Merryl era un cazador. Una orden antigua que regía en el mundo casi en su totalidad. Su trabajo era variado en el mejor de los casos. Proteger a la gente, en especial a los altos mandos de un reino; capturar a ladrones y criminales que representaban amenazas serias, ser guardaespaldas en algunas ocasiones. Pero, el trabajo más importante era cazar monstruos. O bueno, lo era hacía siglos.
A pesar de ya no tener que mantener los caminos libres de bestias y monstruos, los cazadores seguían siendo una parte importante y respetada de la vida diaria. Eran tan importantes que una de las pocas reglas básicas que debían seguir era una: no intervenir en los asuntos del reino. Se hacía para garantizar que los mismos no sucumbieran a la tentación del poder.
Merryl dio un paso hacia el palacio. Llevaba una chaqueta larga de color rojo por encima, y una serie de ropas negras por debajo. En su hombro izquierdo, la capa con el emblema de los cazadores ondeaba con orgullo. Su cara joven denotaba energía y entusiasmo.
A su lado, su amigo Celdrik lo miraba con una sonrisa. Llevaba unas gafas circulares que cubrían todos sus ojos.
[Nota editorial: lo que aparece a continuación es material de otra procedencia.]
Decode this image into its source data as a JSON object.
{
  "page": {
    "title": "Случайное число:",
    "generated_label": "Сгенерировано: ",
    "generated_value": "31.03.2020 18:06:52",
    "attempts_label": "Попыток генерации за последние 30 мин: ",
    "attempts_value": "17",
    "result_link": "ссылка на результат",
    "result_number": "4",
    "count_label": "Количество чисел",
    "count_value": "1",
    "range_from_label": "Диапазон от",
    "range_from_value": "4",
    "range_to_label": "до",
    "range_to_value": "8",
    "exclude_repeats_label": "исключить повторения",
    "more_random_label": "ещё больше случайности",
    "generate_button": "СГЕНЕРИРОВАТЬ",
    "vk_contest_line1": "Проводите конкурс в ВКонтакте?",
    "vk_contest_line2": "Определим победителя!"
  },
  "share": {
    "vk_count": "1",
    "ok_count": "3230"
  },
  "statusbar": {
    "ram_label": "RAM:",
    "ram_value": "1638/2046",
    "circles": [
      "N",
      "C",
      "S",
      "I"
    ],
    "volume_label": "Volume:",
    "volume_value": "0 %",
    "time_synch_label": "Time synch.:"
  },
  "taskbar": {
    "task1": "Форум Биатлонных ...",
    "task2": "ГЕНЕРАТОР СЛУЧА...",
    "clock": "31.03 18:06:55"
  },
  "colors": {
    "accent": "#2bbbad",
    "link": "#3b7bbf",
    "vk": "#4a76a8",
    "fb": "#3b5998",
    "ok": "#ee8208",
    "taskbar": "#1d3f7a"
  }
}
Tenía un cabello café y desmarañado. Su mirada jovial lograba enmascarar su edad. Aunque vestía una chaqueta de tela verde y unos pantalones cafés que dejaban ver la misma edad que trataba de esconder.
Ambos avanzaron hasta el palacio con paso alegre.
En la entrada, los dos guardias parecían aburridos. Solo estaban ahí, quietos y recostados en la muralla. Al ver a quienes se acercaban, se levantaron de golpe.
Ambos parecían algo inexpertos en su labor. Su postura y la forma en que sostenían sus armas dejaban ver aquello. Era una tarea apta para soldados iniciados o viejos. Fácil como para que cualquiera pudiera cumplirla.
Uno de los soldados detuvo a ambos visitantes con una de sus manos. Por lo que Merryl pudo ver a simple vista, era joven. Quizás unos veinte o veintiún años. Llevaba la armadura ligera típica de Bellum, unas piezas de metal de color blanco con un emblema de águila en el centro.
El soldado avanzó con inseguridad.
—Lo siento, nadie puede pasar de este punto —dijo con una voz débil. Miró a Merryl y a su capa—. ¿Es… un cazador?
Su compañero se movió hacia delante también. A diferencia del primero, este se mostraba más bravo y soberbio. Tenía una buena estatura, lo suficiente como para pasar por un soldado de carácter. Pero su mirada dejaba ver cierta compasión, una que era disimulada por una actitud un tanto altanera.
—¡Nadie pasa de aquí! —gritó—. Váyanse ahora.
—Pero venimos a ver al Alto Inquisidor por órdenes suyas —dijo Merryl, mientras sacaba una carta de uno de sus bolsillos. Estaba algo arrugada y maltratada—. Y yo que pensé que me iban a recibir como un héroe. O algo cercano a ello. Olvídalo, no soy un héroe —dijo mientras entregaba el sobre al soldado novato.
Este último recibió el sobre con algo de cuidado y reveló el contenido. Leyó durante unos segundos, como si le costara un poco.